Additional City Civil and Sessions Court accepted Mr Chandy’s application seeking annulment of an earlier order in which six respondents, including Mr Chandy and a firm, were directed to pay about Rs 1.61 crore to MK Kuruvilla, a Bengaluru-based industrialist.
In the interim application, Mr Chandy had stated that the order was ex-parte and his version was not heard.
Judge Patil Mohankumar Bheemanagouda acquitted Mr Chandy on the grounds of lack of evidence to prove he had any money transaction with Mr Kuruvilla.
“Even in the plaint that Kuruvilla had filed does not mention about Rs 1.61 crore changing hands between him and Chandy, and therefore, taking this premise into cognisance this honourable court acquits Chandy in the case,” the judge said in his order.

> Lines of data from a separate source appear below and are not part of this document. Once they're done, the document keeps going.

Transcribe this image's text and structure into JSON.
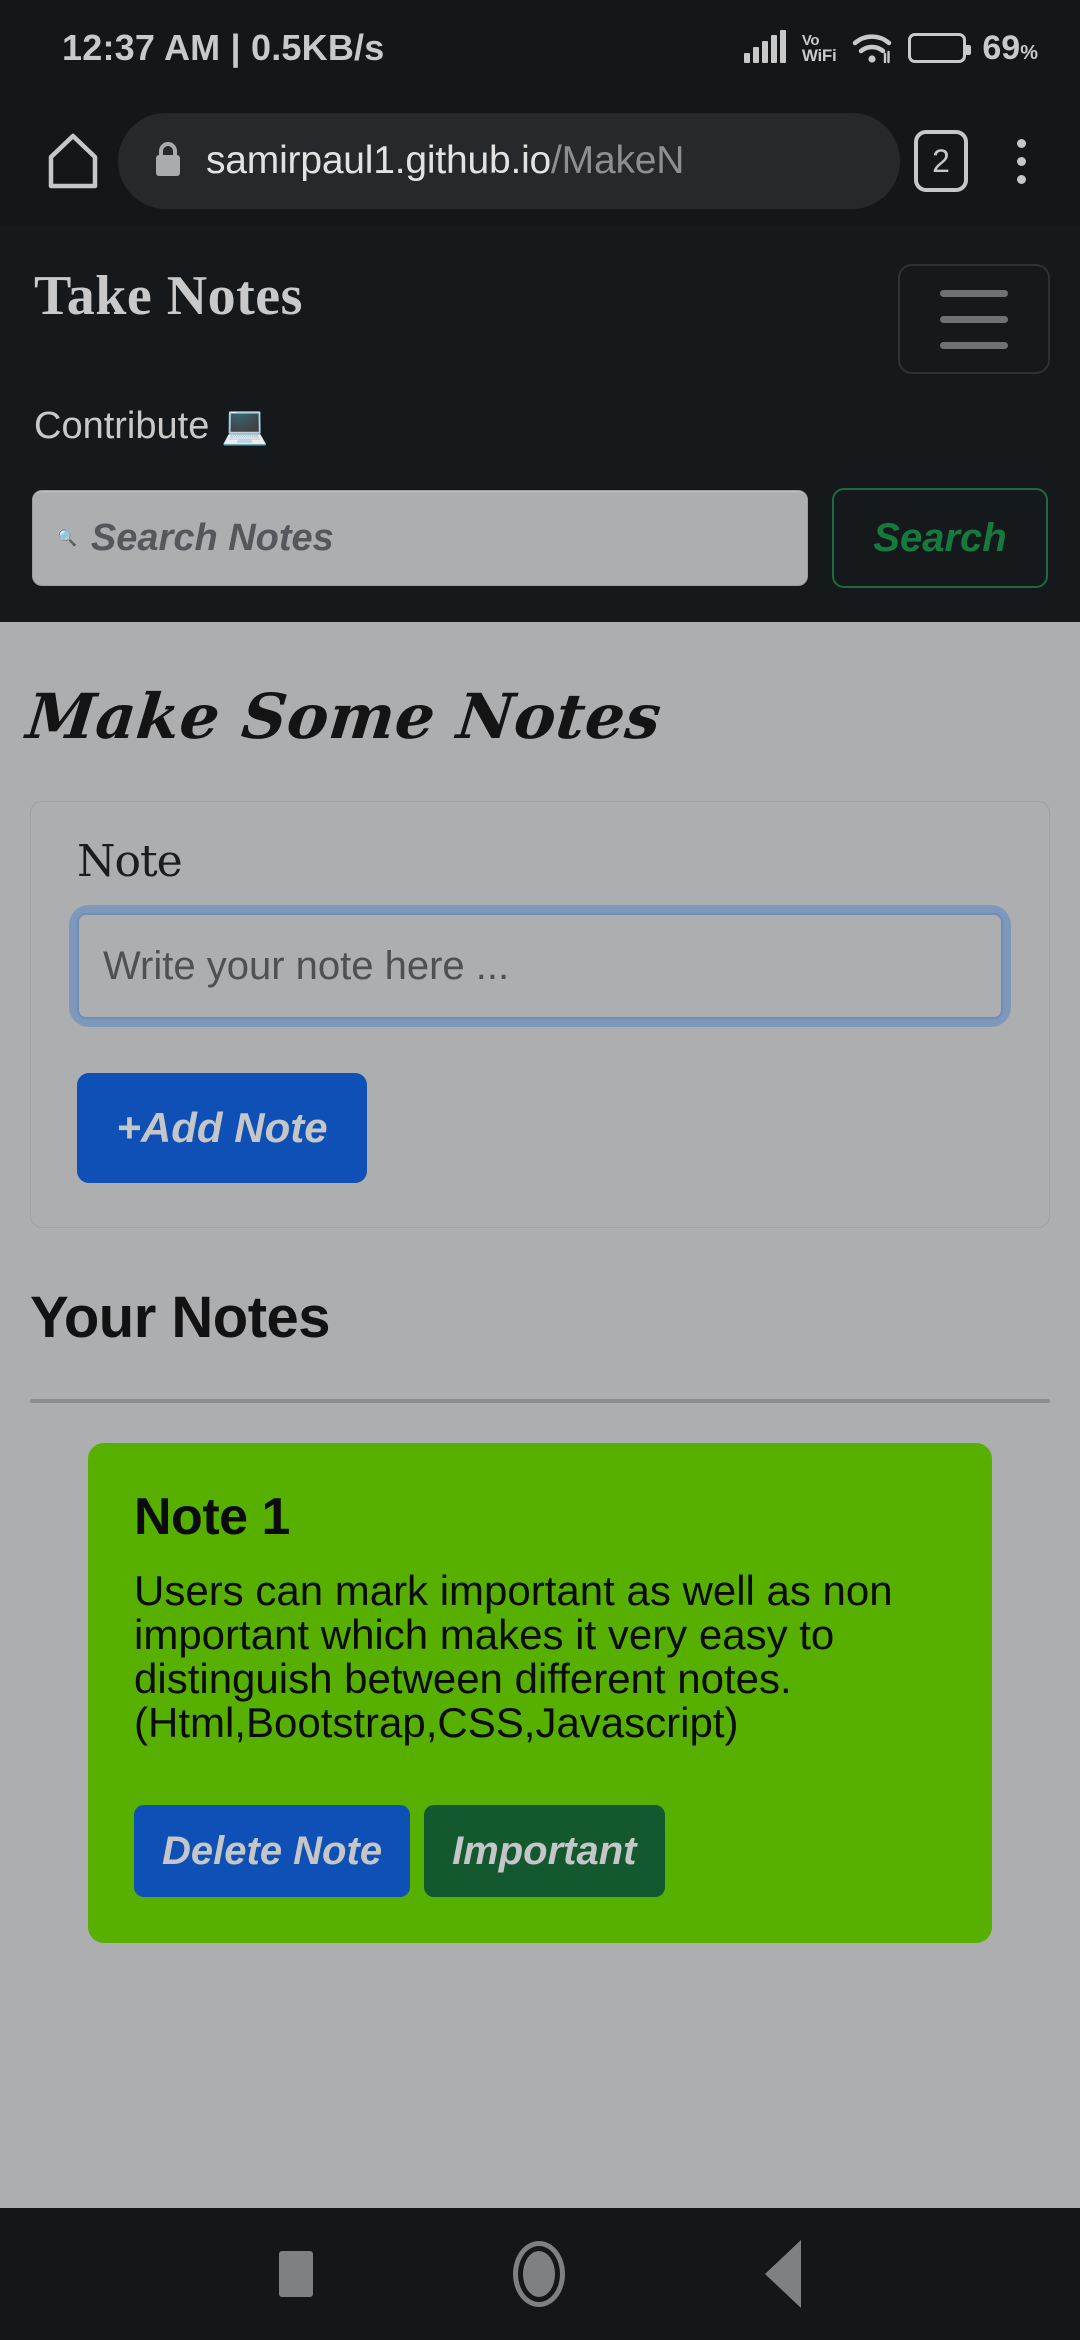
{
  "status_bar": {
    "clock": "12:37 AM | 0.5KB/s",
    "signal_icon": "signal-bars-icon",
    "vo_label": "Vo",
    "wifi_label": "WiFi",
    "wifi_icon": "wifi-icon",
    "battery_icon": "battery-icon",
    "battery_percent": 69,
    "battery_text": "69",
    "battery_unit": "%"
  },
  "browser": {
    "home_icon": "home-icon",
    "lock_icon": "lock-icon",
    "url_visible": "samirpaul1.github.io",
    "url_dim": "/MakeN",
    "tab_count": "2",
    "menu_icon": "kebab-menu-icon"
  },
  "site_header": {
    "brand": "Take Notes",
    "menu_button_label": "hamburger-menu",
    "contribute_label": "Contribute",
    "contribute_icon": "💻",
    "search": {
      "icon": "🔍",
      "placeholder": "Search Notes",
      "value": "",
      "button_label": "Search",
      "button_color": "#167a3e"
    }
  },
  "page": {
    "title": "Make Some Notes",
    "form": {
      "label": "Note",
      "placeholder": "Write your note here ...",
      "value": "",
      "add_button_label": "+Add Note",
      "add_button_color": "#0e50b5"
    },
    "notes_heading": "Your Notes",
    "notes": [
      {
        "title": "Note 1",
        "body": "Users can mark important as well as non important which makes it very easy to distinguish between different notes.\n(Html,Bootstrap,CSS,Javascript)",
        "card_color": "#57b000",
        "delete_label": "Delete Note",
        "important_label": "Important"
      }
    ]
  },
  "system_nav": {
    "recents_icon": "square-recents-icon",
    "home_icon": "circle-home-icon",
    "back_icon": "triangle-back-icon"
  }
}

However, the judge said the court will continue proceedings against other five accused, who allegedly did not give money to Mr Kuruvilla.
Mr Kuruvilla had filed a civil petition in 2015 seeking to return of Rs 1,60,85,700 deposited with SCOSSA Educational Consultants Private Limited, the first defendant, for setting up a solar power project in Kerala.
According to Mr Kuruvilla, in 2011, he became acquainted with Mr Binu Nair who claimed to be the Director of Kochi-based SCOSSA.
The petitioner had said that Mr Nair had approached him for setting up the solar power project.
The petition stated that Nair had claimed that one of the directors of SCOSSA, Andrews, was Mr Chandy’s first cousin and would be appointed consultant to the project and that he would operate from Abu Dhabi.
Mr Kuruvilla had also submitted that Mr Nair had named a Mr Diljith as another director of SCOSSA who he claimed was the private secretary to Mr Chandy and contended that the former Chief Minister too was jointly liable to return his money.
On October 24 last, the court had directed six persons, including Mr Chandy, and a firm to together to pay Rs 1,60,85,700 to Mr Kuruvilla with 12 per cent interest per annum for a solar power project that did not materialise.
Mr Chandy had filed two applications appealing against the earlier verdict.
The first plea had challenged the court’s ex-parte order and the second one sought that his arguments be heard.